Há uma gentileza silenciosa em aceitar que o inverno não é a estação do teu cérebro mais afiado e cristalino. É a estação de foco mais macio, de memória mais lenta, de pensamentos que parecem neblina em vez de laser. Mesmo assim, dá para criar pequenas ilhas de conclusão - decisões mínimas, ações simples, conversas curtas realmente fechadas. Esses momentos funcionam como âncoras e impedem a mente de se afastar demasiado para o mar do “eu estava a pensar numa coisa…” sem nunca chegar a terra.
The strange comfort in knowing it’s not just you
Talvez a parte mais aliviadora seja perceber que a tua mente de inverno não está “estragada”. Essa consciência estranha e nervosa de pensamentos que não consegues agarrar tem raízes na forma como os cérebros humanos funcionam e como reagem a meses frios e escuros. Níveis de luz, relógio biológico, hormonas, preocupação, ambiente - tudo puxa os fios do teu pensamento. O resultado parece caótico e pessoal, mas na verdade é muito partilhado.

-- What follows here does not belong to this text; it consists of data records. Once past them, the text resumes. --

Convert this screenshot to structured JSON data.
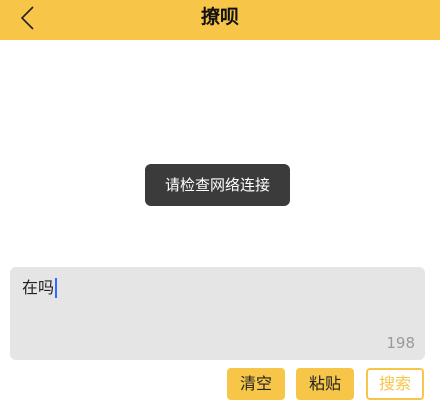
{
  "header": {
    "title": "撩呗",
    "back_icon": "chevron-left-icon",
    "background_color": "#f7c648"
  },
  "toast": {
    "message": "请检查网络连接"
  },
  "input": {
    "value": "在吗",
    "char_count": "198"
  },
  "actions": {
    "clear_label": "清空",
    "paste_label": "粘贴",
    "search_label": "搜索"
  }
}
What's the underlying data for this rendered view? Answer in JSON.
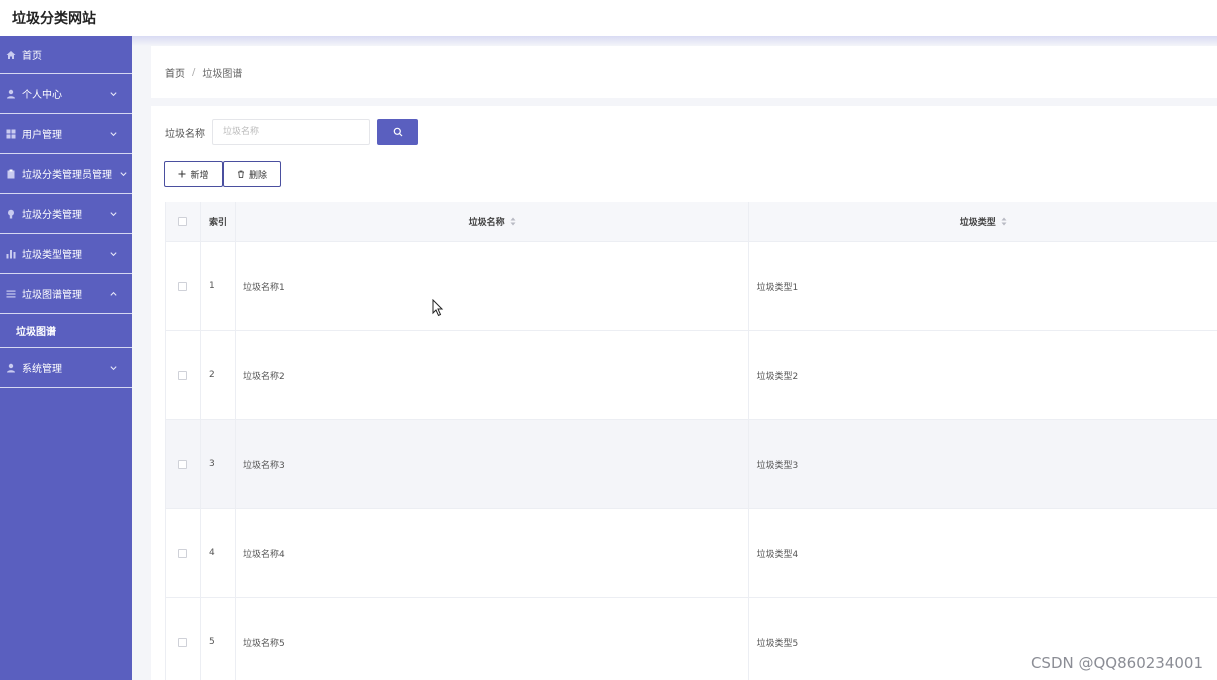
{
  "app": {
    "title": "垃圾分类网站"
  },
  "sidebar": {
    "items": [
      {
        "label": "首页",
        "icon": "home-icon",
        "chevron": ""
      },
      {
        "label": "个人中心",
        "icon": "user-icon",
        "chevron": "down"
      },
      {
        "label": "用户管理",
        "icon": "grid-icon",
        "chevron": "down"
      },
      {
        "label": "垃圾分类管理员管理",
        "icon": "clipboard-icon",
        "chevron": "down"
      },
      {
        "label": "垃圾分类管理",
        "icon": "bulb-icon",
        "chevron": "down"
      },
      {
        "label": "垃圾类型管理",
        "icon": "bar-chart-icon",
        "chevron": "down"
      },
      {
        "label": "垃圾图谱管理",
        "icon": "list-icon",
        "chevron": "up"
      },
      {
        "label": "系统管理",
        "icon": "user-icon",
        "chevron": "down"
      }
    ],
    "submenu": {
      "label": "垃圾图谱"
    }
  },
  "breadcrumb": {
    "home": "首页",
    "separator": "/",
    "current": "垃圾图谱"
  },
  "search": {
    "label": "垃圾名称",
    "placeholder": "垃圾名称",
    "value": ""
  },
  "actions": {
    "add_label": "新增",
    "delete_label": "删除"
  },
  "table": {
    "headers": {
      "index": "索引",
      "name": "垃圾名称",
      "type": "垃圾类型"
    },
    "rows": [
      {
        "index": "1",
        "name": "垃圾名称1",
        "type": "垃圾类型1"
      },
      {
        "index": "2",
        "name": "垃圾名称2",
        "type": "垃圾类型2"
      },
      {
        "index": "3",
        "name": "垃圾名称3",
        "type": "垃圾类型3"
      },
      {
        "index": "4",
        "name": "垃圾名称4",
        "type": "垃圾类型4"
      },
      {
        "index": "5",
        "name": "垃圾名称5",
        "type": "垃圾类型5"
      }
    ]
  },
  "watermark": "CSDN @QQ860234001",
  "colors": {
    "accent": "#5a5fbf",
    "sidebar_border": "#d6d8f2",
    "stripe": "#f4f5f9"
  }
}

Da próxima vez que te apanhares na cozinha, com a chaleira a chiar, a olhar para o vazio e a saber que perdeste um pensamento, talvez te sintas um pouco menos sozinho. Algures, outra pessoa num apartamento húmido está a fazer o mesmo, a semicerrar os olhos para o telemóvel, a tentar lembrar-se porque o pegou. Os pensamentos inacabados vão continuar a aparecer, sobretudo no inverno. Mas perceber porque se agarram, porque zumbem mais alto nesta altura do ano, dá-lhes um contorno um pouco mais suave.
Não estás a falhar porque em janeiro o teu cérebro custa a terminar as frases. Estás a viver com uma mente que detesta pontas soltas, numa estação que cria mais delas do que o habitual. E quando vês isso, tudo parece menos um defeito pessoal e mais o que é: um embaraço sazonal e temporário que vai, devagar, desfazer-se - um pensamento pequeno concluído de cada vez - à medida que a luz volta.